Добротный, рубленый дом открылся неожиданно и сразу. Первое, что бросалось в глаза, так это его высоченный трехметровый забор, набранный из крепкого теса. Задней частью этот скит примыкал к чахлому лесочку, а остальные три его стороны выходили в чистое, белое теперь поле. Невольно вспомнилась песня Высоцкого "Что за дом такой...". От основной дороги он отстоял метров на сто, но, несмотря на вчерашний снегопад, сверток, ведущий к одинокому строению, был тщательно вычищен бульдозером. Уважаемое, видно, лицо эта самая баба Лиза. И, судя по свежим следам протектора, кто-то сегодня уже успел ее посетить.

- Оленька, вы прошлый раз где машину-то ставили?

- Виктор Никифорович сначала договорился с ней, а потом загнал вовнутрь.

- Ну вот и отлично, мы сделаем так же. Ты сиди и двери никому не открывай.

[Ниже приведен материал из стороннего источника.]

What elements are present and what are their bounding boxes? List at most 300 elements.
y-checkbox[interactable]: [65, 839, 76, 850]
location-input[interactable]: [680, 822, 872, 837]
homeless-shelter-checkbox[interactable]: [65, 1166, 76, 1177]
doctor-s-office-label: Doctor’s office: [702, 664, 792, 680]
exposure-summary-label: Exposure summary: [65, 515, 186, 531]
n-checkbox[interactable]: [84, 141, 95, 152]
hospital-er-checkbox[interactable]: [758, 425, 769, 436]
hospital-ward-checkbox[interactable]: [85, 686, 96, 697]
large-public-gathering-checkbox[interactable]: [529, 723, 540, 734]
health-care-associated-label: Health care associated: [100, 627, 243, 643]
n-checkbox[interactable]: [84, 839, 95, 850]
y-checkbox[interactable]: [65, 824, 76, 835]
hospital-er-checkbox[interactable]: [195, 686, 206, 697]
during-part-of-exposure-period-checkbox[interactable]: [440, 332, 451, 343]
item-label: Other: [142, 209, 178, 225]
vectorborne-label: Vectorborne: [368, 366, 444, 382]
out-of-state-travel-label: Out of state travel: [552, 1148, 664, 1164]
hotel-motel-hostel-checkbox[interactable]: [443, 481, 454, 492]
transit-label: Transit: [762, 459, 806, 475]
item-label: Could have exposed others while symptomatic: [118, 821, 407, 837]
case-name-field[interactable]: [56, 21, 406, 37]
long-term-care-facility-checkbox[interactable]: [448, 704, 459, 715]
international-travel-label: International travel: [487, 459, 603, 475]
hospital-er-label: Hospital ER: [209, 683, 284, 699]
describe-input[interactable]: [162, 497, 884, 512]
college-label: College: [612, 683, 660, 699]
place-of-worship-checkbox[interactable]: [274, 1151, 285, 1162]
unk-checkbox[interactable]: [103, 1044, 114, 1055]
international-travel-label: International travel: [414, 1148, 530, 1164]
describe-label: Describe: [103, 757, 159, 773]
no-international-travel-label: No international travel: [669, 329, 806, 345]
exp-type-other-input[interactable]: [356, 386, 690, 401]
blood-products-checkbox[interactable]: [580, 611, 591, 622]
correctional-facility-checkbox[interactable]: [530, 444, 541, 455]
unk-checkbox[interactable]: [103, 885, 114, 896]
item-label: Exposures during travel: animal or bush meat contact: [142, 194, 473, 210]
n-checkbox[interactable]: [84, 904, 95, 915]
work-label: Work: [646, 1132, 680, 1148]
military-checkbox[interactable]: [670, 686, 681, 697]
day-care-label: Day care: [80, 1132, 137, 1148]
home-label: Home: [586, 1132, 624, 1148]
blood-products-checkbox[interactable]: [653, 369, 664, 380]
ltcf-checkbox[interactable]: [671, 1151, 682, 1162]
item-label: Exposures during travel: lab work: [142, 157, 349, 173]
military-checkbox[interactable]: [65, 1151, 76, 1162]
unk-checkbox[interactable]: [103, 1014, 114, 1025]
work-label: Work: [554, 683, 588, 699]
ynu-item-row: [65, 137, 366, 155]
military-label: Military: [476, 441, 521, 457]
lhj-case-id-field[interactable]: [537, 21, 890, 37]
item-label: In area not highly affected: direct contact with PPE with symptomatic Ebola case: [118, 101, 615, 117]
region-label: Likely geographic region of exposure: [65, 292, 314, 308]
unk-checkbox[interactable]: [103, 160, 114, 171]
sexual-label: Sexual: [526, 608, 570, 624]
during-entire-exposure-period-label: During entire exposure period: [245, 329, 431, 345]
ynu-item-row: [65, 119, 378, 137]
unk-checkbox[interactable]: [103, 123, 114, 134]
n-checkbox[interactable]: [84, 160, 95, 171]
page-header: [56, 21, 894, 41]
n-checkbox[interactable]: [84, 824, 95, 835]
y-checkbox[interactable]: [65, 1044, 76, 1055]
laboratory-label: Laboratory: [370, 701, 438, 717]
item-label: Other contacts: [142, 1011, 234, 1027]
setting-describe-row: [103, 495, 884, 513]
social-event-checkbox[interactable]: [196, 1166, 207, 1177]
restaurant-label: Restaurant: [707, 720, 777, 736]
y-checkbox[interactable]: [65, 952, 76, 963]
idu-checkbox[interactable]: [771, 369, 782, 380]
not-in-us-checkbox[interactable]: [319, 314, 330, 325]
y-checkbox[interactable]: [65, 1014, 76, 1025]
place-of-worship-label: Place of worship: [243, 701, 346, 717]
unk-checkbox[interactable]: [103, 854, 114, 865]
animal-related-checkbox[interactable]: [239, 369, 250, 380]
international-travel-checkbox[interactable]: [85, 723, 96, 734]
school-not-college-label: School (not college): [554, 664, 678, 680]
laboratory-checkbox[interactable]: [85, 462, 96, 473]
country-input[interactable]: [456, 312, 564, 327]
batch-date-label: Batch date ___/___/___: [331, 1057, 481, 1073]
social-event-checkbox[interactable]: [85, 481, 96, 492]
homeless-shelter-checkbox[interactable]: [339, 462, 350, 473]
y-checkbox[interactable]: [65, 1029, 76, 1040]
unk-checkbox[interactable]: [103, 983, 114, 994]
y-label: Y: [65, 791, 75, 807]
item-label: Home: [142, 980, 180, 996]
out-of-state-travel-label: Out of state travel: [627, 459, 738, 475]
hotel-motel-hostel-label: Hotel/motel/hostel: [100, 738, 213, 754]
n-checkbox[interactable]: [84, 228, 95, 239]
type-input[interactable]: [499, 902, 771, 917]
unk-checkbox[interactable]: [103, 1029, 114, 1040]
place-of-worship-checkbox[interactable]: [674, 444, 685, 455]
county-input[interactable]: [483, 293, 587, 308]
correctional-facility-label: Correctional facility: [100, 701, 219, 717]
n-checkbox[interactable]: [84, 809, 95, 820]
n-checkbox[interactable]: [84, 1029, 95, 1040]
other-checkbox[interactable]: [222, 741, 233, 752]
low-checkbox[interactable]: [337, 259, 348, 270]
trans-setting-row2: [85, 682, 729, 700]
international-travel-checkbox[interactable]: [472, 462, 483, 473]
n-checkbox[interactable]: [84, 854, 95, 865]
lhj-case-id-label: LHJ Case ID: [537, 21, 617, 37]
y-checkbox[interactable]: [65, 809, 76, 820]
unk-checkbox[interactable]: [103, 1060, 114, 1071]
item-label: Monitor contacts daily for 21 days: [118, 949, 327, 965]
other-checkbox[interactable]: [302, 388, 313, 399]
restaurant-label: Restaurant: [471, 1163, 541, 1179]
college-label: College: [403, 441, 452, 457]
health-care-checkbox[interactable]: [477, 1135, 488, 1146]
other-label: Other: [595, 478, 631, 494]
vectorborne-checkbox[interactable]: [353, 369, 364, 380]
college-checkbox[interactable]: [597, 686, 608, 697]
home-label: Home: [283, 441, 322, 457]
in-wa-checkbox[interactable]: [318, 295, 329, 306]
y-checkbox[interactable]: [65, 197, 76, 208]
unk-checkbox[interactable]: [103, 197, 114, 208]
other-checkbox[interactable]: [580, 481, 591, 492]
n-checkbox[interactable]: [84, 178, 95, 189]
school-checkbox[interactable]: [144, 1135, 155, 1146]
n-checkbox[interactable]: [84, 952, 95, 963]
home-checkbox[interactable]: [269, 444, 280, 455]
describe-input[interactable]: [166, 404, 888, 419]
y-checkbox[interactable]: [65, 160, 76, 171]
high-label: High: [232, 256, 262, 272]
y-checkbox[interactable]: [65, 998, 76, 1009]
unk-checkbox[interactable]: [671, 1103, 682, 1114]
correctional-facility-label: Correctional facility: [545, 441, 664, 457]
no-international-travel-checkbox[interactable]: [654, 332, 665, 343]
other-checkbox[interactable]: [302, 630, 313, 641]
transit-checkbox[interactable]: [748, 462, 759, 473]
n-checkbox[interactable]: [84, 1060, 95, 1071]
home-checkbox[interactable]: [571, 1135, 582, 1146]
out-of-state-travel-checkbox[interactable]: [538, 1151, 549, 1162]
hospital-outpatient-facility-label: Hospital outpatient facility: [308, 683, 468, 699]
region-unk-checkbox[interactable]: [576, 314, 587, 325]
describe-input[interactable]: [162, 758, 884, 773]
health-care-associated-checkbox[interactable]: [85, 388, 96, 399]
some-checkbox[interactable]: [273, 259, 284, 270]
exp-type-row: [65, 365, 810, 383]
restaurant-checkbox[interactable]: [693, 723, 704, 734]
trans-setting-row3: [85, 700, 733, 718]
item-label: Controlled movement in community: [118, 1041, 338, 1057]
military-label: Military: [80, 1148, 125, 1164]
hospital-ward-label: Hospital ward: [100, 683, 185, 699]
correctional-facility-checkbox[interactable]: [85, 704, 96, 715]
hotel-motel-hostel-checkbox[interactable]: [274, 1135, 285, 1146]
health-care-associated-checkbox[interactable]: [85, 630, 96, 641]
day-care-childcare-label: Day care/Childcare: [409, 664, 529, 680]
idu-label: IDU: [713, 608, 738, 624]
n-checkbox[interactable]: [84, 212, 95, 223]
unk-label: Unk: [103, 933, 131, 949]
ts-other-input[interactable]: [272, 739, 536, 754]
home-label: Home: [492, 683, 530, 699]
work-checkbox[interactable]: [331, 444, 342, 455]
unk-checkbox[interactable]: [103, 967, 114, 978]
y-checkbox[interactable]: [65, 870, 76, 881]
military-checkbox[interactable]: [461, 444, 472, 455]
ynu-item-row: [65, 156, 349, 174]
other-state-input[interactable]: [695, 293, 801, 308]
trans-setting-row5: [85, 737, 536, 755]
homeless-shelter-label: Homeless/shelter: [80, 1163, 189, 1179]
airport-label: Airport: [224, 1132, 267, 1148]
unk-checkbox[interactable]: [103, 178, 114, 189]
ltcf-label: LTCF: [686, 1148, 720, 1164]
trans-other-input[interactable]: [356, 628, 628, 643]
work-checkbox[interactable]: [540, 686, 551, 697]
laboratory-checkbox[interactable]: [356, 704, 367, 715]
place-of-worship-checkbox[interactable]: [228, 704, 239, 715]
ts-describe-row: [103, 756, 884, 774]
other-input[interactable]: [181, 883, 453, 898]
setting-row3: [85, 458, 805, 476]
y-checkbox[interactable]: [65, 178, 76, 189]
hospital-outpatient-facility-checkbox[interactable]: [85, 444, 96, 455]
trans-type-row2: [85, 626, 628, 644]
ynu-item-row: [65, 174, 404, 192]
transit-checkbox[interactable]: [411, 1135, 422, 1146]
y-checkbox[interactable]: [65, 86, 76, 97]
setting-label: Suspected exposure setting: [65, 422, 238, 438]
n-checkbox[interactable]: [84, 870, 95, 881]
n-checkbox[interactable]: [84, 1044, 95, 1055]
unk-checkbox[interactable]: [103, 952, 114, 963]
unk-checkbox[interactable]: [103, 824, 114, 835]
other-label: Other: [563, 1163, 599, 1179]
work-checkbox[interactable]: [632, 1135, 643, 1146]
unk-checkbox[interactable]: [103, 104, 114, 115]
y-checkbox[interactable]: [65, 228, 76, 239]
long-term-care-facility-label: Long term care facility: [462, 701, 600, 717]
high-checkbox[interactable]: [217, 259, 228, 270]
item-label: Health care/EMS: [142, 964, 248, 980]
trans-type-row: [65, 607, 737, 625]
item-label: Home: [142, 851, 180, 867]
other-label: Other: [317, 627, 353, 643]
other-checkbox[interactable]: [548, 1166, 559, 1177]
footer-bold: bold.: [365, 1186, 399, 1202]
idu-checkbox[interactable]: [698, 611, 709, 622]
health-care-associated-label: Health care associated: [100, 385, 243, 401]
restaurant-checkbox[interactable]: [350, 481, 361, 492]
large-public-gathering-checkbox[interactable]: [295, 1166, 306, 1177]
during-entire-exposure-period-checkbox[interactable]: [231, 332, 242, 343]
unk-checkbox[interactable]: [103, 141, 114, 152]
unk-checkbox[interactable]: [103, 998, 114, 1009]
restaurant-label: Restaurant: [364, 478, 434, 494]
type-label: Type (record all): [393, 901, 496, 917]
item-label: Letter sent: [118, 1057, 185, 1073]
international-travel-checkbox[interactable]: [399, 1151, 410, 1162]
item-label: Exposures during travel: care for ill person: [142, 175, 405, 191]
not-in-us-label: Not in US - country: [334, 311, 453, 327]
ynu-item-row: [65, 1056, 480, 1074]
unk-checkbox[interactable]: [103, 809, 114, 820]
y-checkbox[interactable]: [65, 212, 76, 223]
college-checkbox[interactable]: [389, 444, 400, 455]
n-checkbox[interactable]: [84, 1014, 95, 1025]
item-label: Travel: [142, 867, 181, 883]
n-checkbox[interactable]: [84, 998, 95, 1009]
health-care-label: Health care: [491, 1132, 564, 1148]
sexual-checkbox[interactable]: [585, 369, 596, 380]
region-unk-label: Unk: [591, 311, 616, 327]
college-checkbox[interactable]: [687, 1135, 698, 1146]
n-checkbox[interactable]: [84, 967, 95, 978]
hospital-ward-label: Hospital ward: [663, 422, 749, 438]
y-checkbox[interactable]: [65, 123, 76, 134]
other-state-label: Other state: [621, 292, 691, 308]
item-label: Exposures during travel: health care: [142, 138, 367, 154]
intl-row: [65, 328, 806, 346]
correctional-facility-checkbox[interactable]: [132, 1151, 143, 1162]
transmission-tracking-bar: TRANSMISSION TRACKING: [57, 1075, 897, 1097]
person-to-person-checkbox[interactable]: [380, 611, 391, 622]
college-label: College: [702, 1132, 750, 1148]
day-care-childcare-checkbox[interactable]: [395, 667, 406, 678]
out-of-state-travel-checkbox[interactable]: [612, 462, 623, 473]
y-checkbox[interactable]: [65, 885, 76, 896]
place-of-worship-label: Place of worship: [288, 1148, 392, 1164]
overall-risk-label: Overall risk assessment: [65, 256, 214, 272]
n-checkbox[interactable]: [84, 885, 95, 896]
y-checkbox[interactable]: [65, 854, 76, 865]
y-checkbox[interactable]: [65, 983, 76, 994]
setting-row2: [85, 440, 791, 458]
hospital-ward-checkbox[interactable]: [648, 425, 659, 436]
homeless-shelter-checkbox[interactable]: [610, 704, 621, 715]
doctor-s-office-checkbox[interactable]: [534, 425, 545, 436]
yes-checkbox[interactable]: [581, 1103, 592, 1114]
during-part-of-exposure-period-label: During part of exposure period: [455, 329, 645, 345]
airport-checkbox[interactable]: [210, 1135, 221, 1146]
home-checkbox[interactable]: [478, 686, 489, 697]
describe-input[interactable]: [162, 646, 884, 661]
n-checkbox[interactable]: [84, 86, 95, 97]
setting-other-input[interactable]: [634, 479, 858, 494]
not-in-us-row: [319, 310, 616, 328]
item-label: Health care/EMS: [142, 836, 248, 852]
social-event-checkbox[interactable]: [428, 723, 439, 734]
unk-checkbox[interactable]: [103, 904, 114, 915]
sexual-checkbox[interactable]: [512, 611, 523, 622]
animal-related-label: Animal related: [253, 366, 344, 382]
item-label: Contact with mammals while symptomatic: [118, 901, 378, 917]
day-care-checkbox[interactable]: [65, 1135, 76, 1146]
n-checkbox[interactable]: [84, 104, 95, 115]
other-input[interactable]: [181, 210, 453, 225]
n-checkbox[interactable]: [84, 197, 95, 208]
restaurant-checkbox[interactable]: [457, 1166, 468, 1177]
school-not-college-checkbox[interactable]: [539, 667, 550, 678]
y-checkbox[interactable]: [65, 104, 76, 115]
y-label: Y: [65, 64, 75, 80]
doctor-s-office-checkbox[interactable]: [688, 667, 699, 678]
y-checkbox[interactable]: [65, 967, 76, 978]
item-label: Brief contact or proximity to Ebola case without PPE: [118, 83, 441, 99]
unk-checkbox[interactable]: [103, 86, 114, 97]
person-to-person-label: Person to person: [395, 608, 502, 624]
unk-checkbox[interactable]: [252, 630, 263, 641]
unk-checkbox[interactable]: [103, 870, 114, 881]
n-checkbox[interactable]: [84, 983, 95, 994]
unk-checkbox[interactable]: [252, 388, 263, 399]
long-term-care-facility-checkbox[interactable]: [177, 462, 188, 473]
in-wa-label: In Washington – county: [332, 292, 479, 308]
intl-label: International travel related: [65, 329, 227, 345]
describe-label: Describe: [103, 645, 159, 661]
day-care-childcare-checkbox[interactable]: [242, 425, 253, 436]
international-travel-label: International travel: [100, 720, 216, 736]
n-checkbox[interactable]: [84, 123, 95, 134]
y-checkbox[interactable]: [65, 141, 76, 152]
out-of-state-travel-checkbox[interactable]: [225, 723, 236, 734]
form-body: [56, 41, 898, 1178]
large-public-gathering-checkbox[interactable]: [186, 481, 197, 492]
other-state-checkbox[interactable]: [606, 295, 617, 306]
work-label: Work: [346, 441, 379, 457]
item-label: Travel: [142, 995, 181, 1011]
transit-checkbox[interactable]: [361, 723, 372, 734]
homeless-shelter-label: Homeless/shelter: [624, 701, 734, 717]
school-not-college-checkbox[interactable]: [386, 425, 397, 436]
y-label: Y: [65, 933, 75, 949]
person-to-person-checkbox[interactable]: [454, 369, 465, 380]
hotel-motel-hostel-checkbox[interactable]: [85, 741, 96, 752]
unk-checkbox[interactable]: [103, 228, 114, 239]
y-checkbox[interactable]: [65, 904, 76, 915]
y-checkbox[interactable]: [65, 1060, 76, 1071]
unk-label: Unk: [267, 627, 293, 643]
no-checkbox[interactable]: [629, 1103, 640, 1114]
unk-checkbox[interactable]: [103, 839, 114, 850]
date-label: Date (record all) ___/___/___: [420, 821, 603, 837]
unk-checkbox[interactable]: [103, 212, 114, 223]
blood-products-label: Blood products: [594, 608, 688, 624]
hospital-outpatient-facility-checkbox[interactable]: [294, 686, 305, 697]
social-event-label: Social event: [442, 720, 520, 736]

Подкатив вплотную к крепким березовым воротам, стянутым для прочности полосовым железом, я остановился, но выходить не спешил, с садистским удовольствием слушая, как исходит злобой и силой невидимый мне барбос. Только минут через пять в воротах приоткрылась маленькая дверца, и из нее показалось сварливое старушечье личико, завернутое в серый пуховый платок. Оценив обстановку и решив, что, кроме нас, ей никто более не угрожает, она осмелела и кинулась в атаку:

- Чего кобеля дразните, делать вам боле нечего, скаженные, чего приехали-то?

- Извините, баба Лиза, - выходя из машины, повинился я. - Просто не знали, как к вам лучше достучаться.

- Подошли бы к воротам, тогда мне из оконца видно. Чего надо-то?

- Дык в баньке хотим попариться, оттого и приехали.

- Это в какой такой баньке? Ступай-ка ты, мил человек, отсюдова подобру-поздорову, пока я на тебя Шайтана не спустила.

- Баба Лиза, неужто не пустишь? А я с такой голубкой к тебе приехал. Черт знает откуда перся, очень хотелось самогоночки твоей отведать да пирожка с капусткой откушать.

Напирая на бабку плечом, я старался заглянуть во двор, но пока мне это не удавалось. Отступая, она успела накинуть на дверцу цепочку и теперь, находясь в относительной безопасности, повела себя более уверенно и даже вызывающе.

- Иди отсюда, черт ненормальный, пусть тебя теща пирогами потчувает, нашел притон! К одинокой старухе ломится. Это куда ж годится? Да еще мокрохвостку какую-то с собой притащил, креста на тебе нет.

- Баба Лиза, да неужели же не узнаешь - месяца три тому назад ты нам сама баню топила. Я тогда лично тебе башлял, совсем, что ли, из ума выжила? Как Лилька-то поживает? Все в порядке?